Its Chrome browser also controls 65% of the global browser market, while Android makes up 74% of the global mobile operating system market, far outpacing Apple’s iOS.
Google uses that massive reach to collect data that it then uses to sell advertisements. Google’s presence in the digital advertising market is so colossal that eMarkter estimates the company captured 37.2% of total online ad revenue in 2019, while Facebook accounted for 22.1%. No other companies come close.
Part of Google’s power comes from the fact that it owns some of the most widely used digital advertising tools, including DoubleClick, which it acquired in 2007 and AdSense, which Google got with its acquisition of Applied Semantics in 2003.
Senator Elizabeth Warren (D-MA) has been calling for Google to unwind its DoubleClick acquisition for sometime, and the company’s size in the digital ad space is now coming under question by the Senate Judiciary Committee’s antitrust panel, which announced that it will also look into Google’s business during a September hearing.
Google is also facing scrutiny for how it uses its market power in search and whether it uses that size to stifle competition. For years, companies like Yelp and TripAdviser have been fighting against how Google displays search results for third-party sites versus ads and its own offerings, saying that the tech giant unfairly gives its own products prime search real estate.
It’s for those reasons that the European Commission fined Google to the tune of roughly $10 billion for violations related to its advertising, search, and Android businesses.
Apple’s App Store commissions
That leaves Apple, which is facing antitrust investigations for one of its most important sources of revenue: the App Store. Apple’s problem stems from the fact that it charges a 30% commission on all App Store purchases and in-app purchases made using Apple’s payment system.
For subscription services, Apple charges app developers 30% for the first year and 15% for each subsequent year. But competitors say that commission fee is anticompetitive, especially considering that Apple competes in several categories with app developers including music services like Spotify.
Spotify has been fighting with Apple for years about its commissions and it, along with the likes of Netflix, no longer allows users to sign up for the music streaming platform via the App Store to prevent Apple from taking a cut of its revenue.
But Apple also forbids developers who don’t participate in its App Store payment service from telling users to sign up for accounts outside of their apps. Download the Spotify app on iOS, and you won’t see anywhere to sign up for the service. Amazon’s Kindle app, for instance, doesn’t allow you to purchase books to avoid the commission Amazon would pay on the sale of each book.
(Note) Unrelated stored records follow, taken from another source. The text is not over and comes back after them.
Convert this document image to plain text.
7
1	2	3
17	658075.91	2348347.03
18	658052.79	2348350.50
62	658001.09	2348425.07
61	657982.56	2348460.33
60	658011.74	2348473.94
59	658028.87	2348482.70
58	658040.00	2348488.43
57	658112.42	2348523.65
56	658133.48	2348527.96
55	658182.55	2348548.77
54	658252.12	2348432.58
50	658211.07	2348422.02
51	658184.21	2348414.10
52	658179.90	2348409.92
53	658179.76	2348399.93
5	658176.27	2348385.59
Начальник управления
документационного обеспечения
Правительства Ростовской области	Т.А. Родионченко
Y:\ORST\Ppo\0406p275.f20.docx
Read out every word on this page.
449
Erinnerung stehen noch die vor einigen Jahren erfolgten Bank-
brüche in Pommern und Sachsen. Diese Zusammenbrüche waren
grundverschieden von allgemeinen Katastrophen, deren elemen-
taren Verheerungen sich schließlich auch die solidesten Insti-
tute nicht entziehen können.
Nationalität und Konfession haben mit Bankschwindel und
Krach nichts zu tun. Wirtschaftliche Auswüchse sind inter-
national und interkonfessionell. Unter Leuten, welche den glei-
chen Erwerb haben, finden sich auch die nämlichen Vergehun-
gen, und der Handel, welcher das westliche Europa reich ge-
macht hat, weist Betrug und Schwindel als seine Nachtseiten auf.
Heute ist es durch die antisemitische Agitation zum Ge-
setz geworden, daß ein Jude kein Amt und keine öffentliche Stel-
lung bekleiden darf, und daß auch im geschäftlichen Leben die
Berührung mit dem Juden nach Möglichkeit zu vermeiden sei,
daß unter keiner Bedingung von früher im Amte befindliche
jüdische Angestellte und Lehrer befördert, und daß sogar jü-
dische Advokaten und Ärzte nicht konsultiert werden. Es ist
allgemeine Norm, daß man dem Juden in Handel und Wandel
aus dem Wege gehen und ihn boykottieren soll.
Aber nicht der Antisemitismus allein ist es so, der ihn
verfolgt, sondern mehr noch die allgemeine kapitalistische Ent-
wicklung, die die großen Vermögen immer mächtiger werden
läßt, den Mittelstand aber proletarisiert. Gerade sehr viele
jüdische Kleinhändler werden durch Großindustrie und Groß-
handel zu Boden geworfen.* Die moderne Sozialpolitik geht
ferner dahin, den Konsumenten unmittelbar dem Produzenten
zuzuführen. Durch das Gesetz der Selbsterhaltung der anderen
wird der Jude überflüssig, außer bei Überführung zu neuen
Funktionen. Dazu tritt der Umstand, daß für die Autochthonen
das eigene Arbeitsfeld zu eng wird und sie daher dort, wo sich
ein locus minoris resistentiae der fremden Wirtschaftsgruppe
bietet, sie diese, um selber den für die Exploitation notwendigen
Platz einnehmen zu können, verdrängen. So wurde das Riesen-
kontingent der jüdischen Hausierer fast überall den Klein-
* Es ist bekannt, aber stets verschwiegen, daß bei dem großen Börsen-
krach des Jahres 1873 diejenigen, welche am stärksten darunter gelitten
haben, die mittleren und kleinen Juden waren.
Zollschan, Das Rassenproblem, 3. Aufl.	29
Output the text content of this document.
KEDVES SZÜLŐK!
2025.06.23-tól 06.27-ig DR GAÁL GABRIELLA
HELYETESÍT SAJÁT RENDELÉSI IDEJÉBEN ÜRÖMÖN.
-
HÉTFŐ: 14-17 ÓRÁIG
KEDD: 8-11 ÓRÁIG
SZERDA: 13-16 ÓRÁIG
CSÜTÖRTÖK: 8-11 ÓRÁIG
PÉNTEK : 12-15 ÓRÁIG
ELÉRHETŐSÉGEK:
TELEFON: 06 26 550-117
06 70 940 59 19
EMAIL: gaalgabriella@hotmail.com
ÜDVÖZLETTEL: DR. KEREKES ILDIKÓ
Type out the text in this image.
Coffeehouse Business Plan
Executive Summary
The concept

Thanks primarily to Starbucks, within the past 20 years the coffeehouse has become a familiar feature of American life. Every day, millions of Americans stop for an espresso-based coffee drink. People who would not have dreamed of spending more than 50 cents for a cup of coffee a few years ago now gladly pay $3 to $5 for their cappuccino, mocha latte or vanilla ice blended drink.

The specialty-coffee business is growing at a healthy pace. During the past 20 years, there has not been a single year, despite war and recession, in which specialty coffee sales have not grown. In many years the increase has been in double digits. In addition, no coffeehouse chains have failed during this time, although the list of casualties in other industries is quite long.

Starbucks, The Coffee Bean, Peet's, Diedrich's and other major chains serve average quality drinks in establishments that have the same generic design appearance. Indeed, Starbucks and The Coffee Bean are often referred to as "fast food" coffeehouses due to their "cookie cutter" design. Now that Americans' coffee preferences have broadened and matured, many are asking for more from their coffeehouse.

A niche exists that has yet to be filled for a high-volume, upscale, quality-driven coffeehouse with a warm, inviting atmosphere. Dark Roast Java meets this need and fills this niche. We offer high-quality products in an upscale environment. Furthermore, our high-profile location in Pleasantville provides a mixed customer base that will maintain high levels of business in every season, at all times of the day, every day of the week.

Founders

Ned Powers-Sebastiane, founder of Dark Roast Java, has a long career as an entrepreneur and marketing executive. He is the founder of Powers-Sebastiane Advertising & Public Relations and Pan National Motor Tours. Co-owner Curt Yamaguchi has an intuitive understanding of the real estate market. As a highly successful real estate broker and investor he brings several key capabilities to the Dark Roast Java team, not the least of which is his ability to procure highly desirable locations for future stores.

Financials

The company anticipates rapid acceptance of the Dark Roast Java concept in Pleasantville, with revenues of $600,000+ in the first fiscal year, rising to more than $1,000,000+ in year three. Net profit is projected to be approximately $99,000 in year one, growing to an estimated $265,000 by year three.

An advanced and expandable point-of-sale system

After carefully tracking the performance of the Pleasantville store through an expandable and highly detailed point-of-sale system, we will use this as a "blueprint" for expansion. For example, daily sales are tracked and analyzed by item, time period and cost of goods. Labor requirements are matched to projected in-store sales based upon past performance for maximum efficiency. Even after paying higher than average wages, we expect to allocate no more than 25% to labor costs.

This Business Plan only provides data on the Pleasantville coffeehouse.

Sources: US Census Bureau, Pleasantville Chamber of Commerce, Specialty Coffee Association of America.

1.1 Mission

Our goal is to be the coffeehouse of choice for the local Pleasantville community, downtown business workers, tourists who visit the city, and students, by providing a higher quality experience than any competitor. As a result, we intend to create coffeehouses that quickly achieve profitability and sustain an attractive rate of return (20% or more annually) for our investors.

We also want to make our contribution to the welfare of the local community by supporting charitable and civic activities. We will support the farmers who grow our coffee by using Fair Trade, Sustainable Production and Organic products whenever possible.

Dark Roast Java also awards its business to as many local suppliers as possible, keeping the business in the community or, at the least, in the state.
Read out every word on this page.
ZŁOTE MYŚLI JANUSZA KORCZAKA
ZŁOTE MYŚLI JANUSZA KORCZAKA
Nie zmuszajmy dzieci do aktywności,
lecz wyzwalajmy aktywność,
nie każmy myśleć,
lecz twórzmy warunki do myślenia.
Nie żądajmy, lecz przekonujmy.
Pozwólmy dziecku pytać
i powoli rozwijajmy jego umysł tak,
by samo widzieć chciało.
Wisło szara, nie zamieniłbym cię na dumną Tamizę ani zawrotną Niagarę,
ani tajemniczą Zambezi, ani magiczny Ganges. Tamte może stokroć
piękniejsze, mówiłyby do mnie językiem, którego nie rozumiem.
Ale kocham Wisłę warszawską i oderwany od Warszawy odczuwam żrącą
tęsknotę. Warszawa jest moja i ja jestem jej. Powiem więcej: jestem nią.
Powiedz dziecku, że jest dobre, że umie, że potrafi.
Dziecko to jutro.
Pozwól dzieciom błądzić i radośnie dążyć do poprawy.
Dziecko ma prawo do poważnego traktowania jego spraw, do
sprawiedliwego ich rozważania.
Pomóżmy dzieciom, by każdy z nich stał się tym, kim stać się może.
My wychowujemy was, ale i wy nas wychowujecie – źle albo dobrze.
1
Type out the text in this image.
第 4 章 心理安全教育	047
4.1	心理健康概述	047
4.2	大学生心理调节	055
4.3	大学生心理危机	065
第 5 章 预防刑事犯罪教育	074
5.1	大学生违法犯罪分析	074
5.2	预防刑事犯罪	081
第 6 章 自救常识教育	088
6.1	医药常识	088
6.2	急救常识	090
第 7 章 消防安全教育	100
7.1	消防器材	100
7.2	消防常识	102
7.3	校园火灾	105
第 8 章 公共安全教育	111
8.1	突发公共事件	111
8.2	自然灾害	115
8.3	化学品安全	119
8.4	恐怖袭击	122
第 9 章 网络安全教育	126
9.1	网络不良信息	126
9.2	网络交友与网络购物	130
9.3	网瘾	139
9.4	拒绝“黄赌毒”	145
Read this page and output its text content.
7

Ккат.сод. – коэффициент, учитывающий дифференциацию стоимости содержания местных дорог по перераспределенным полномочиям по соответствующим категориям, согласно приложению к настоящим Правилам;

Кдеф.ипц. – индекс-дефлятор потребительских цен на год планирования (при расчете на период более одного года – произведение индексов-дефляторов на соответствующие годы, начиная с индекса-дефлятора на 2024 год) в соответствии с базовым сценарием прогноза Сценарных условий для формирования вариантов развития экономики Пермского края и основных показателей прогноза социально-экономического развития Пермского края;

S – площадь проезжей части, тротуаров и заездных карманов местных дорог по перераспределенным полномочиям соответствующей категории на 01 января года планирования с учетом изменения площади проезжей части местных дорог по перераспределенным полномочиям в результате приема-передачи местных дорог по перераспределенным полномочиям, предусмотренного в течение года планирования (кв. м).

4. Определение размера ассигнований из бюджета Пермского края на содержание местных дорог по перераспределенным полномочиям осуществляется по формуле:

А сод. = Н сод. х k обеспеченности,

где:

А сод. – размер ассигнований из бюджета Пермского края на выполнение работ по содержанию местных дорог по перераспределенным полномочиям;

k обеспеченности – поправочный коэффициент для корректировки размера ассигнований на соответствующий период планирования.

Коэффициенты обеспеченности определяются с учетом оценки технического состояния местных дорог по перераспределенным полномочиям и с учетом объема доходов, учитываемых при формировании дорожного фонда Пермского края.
In 2019, Spotify filed an antitrust complaint against Apple with the European Commission saying that the company is a platform provider and competitor and makes it difficult to integrate Spotify with certain Apple products.
Apple’s 30% commission wouldn’t be such an issue if the company didn’t also offer competing products like Apple Music, Apple TV+, or the company’s own email service. That last category came into play recently when Apple had a dustup with the developer of a new email app called Hey.
Apple initially approved the then consumer-focused app for download in the App Store, but when developer Basecamp tried to push an update, Apple rejected it saying that Basecamp needed to add a means for customers to subscribe to the $99-per-yer service using Apple’s in-app payment method.
Apple eventually backed off when Basecamp added a 14-day trial option to Hey, but the fact that all of this happened against the backdrop of ongoing antitrust investigations was a strange move by the tech giant.
Cook and company have pushed back against criticisms of its App Store commissions, going so far as to fund a study showing that the App Store requires the same commission fees as competing app stores.